Sundays are both the best and the most boring day of the week in our house. If Andy was here, he would be going to play hockey today. The girls and I might go with him, but we usually stay home and are lazy all day. I might clean, and I will probably have to catch up on the homework I have procrastinated about all week and is now due. We eat leftovers, watch “Iron Chef,” and just relax before another busy week begins.
Today was not unlike any other Sunday. I tried to sleep in a little, although that is difficult when these little people come in demanding breakfast. We cleaned and did laundry, both long overdue. I reorganized again, as I’ve been trying to do this and to purge our house of all things unnecessary. I worked on homework. All in all, a typical Sunday.
In spite of all this, it just felt a little…blah. There are plenty of things to do in our house – books, movies, games, crafts, etc. We were bored with everything. The girls were either way too loud, which is awful in a small house, or complaining despite every activity I presented them with. I still am trying to figure out what is wrong with us. But suddenly, it smacked me right in the face. We had no plans for the day. NONE. This is the first day that I had not forced us to go out or to do something. I know that busy=time passing quicker, and normally we relish our Sunday of nothing-ness. But today, our normal Sunday routine has just made time go by so much slower. Our last Sunday felt the same but mostly because it was the day before Andy left (and who wouldn’t be miserable on that day?).

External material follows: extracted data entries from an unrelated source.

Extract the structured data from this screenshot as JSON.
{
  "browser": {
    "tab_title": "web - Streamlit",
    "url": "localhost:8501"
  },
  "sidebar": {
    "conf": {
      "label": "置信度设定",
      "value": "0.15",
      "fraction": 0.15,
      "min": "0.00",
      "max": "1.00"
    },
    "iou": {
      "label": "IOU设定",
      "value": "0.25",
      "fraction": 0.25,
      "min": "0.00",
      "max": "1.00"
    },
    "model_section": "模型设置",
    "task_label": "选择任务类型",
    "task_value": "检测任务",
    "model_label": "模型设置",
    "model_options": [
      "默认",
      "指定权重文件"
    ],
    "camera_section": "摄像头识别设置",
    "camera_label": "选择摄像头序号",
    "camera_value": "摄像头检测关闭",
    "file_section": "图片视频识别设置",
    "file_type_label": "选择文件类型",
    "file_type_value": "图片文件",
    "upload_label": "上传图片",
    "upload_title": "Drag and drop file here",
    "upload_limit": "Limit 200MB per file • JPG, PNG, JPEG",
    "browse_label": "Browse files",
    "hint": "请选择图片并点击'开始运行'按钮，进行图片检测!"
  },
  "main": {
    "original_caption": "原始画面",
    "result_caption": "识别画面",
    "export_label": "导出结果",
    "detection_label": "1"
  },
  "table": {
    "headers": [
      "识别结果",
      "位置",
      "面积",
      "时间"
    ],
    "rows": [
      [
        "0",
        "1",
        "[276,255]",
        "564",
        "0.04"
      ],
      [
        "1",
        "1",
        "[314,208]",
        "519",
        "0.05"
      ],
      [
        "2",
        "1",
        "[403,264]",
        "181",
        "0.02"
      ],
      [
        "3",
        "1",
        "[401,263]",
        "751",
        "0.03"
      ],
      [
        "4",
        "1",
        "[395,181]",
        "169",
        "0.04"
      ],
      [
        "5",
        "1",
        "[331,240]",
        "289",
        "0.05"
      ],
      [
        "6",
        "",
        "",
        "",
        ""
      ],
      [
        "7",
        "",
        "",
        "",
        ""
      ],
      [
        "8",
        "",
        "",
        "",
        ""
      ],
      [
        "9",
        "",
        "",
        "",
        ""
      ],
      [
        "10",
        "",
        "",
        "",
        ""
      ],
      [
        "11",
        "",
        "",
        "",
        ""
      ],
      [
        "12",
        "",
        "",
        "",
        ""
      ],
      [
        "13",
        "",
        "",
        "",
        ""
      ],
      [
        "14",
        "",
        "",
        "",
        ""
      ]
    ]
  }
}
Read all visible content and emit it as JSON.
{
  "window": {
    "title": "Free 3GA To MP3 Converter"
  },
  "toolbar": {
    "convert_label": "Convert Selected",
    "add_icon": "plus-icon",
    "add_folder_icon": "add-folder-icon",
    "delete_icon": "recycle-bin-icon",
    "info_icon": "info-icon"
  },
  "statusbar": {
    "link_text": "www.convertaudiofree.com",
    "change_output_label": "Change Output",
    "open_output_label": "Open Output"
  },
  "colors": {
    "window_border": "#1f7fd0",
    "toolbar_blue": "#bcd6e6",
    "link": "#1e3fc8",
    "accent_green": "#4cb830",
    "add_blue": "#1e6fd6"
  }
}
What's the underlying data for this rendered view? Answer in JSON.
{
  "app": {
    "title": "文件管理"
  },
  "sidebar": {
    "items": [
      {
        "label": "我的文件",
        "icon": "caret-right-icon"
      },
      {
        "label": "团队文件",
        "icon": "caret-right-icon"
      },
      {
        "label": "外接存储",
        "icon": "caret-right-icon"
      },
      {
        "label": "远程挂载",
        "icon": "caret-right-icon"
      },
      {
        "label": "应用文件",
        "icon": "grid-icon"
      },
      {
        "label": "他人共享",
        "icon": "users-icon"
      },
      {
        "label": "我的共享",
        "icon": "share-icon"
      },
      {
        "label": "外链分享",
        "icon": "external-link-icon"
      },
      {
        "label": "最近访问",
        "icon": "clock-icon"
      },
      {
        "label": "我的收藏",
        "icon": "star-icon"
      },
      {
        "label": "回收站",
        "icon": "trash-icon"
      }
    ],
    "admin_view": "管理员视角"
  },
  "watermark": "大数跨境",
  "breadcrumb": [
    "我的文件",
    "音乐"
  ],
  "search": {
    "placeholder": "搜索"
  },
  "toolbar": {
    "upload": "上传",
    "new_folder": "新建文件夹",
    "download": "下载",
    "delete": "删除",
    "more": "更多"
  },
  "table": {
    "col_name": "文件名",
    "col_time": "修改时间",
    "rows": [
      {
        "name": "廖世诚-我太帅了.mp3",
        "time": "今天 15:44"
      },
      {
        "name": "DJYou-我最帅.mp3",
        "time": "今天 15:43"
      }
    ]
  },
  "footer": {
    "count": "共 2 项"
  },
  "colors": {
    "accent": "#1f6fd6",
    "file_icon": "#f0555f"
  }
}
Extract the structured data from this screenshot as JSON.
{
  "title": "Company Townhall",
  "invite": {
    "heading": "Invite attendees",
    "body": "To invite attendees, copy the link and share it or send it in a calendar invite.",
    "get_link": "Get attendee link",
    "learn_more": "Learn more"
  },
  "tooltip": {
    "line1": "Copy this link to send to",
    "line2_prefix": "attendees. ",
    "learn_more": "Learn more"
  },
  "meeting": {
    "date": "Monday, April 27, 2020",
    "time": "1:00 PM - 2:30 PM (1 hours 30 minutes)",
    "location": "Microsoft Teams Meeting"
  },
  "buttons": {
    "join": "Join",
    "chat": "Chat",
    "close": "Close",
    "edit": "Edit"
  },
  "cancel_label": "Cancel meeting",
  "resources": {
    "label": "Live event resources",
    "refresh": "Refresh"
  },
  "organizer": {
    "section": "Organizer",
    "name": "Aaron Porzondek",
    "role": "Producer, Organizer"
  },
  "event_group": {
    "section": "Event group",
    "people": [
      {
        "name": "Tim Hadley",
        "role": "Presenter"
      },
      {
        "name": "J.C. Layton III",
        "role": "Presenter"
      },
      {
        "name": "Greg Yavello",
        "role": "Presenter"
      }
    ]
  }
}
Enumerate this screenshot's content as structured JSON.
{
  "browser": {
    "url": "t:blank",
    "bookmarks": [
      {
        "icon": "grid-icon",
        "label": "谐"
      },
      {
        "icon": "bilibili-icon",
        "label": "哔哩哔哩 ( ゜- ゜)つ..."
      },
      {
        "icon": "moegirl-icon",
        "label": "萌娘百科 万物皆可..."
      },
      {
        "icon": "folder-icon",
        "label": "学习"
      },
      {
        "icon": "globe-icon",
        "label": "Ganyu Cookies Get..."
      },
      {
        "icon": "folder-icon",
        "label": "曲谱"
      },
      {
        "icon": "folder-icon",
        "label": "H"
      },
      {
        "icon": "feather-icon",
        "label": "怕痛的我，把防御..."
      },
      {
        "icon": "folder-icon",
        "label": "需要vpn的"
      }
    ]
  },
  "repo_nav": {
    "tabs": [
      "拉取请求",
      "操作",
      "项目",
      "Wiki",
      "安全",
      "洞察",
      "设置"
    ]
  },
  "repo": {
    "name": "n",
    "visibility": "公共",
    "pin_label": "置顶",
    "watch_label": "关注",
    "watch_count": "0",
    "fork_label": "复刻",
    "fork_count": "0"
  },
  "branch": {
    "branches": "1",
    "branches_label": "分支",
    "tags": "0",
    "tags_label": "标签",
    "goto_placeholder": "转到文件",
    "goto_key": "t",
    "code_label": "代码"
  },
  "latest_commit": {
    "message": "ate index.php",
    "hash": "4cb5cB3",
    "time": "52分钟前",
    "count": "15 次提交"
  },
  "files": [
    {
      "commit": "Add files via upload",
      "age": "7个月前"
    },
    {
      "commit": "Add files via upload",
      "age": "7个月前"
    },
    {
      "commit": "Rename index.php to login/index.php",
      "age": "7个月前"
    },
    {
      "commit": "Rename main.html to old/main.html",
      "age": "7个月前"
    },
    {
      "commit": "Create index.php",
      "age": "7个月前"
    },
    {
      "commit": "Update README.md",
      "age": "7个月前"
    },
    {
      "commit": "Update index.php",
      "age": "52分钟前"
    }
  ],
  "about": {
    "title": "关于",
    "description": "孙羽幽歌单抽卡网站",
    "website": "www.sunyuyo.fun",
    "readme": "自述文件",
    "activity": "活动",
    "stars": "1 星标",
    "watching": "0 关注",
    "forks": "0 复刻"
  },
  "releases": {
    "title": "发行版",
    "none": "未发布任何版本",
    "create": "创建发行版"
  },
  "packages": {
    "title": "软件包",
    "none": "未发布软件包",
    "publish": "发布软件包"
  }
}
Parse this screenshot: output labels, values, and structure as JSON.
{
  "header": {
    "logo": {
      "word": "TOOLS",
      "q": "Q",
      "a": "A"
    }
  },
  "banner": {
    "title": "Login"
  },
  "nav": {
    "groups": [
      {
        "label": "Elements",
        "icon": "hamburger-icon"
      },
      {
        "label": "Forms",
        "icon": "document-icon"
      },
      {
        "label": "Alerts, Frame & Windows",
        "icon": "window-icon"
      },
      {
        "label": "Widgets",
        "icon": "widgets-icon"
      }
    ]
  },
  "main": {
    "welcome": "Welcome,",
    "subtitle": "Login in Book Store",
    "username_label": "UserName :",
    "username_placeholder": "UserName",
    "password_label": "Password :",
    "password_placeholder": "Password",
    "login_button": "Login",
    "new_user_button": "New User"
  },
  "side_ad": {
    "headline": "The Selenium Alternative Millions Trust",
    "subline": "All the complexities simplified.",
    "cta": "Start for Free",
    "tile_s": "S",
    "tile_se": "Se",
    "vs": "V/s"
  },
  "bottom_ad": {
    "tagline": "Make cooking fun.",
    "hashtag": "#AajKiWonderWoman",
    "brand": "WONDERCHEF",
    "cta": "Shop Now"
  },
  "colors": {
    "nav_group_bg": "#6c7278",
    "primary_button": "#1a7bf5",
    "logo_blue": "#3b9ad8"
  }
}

Do I have to keep us constantly busy for the next 5-6 months? While I love getting out and exploring our surroundings, taking three kids out, even with help, is exhausting. Do I have to plan activities and events just to make the time pass? I think that instead of focusing on the slowness of time, the girls and I should go back to appreciating our casual Sundays. It’s the one day a week that we don’t have to get dressed or work hard. We can be silly and just plain lazy. Time is going pass at any rate it wants to; it is up to us to make of it what we will. So we will keep our lazy Sundays. Some things do not need to change.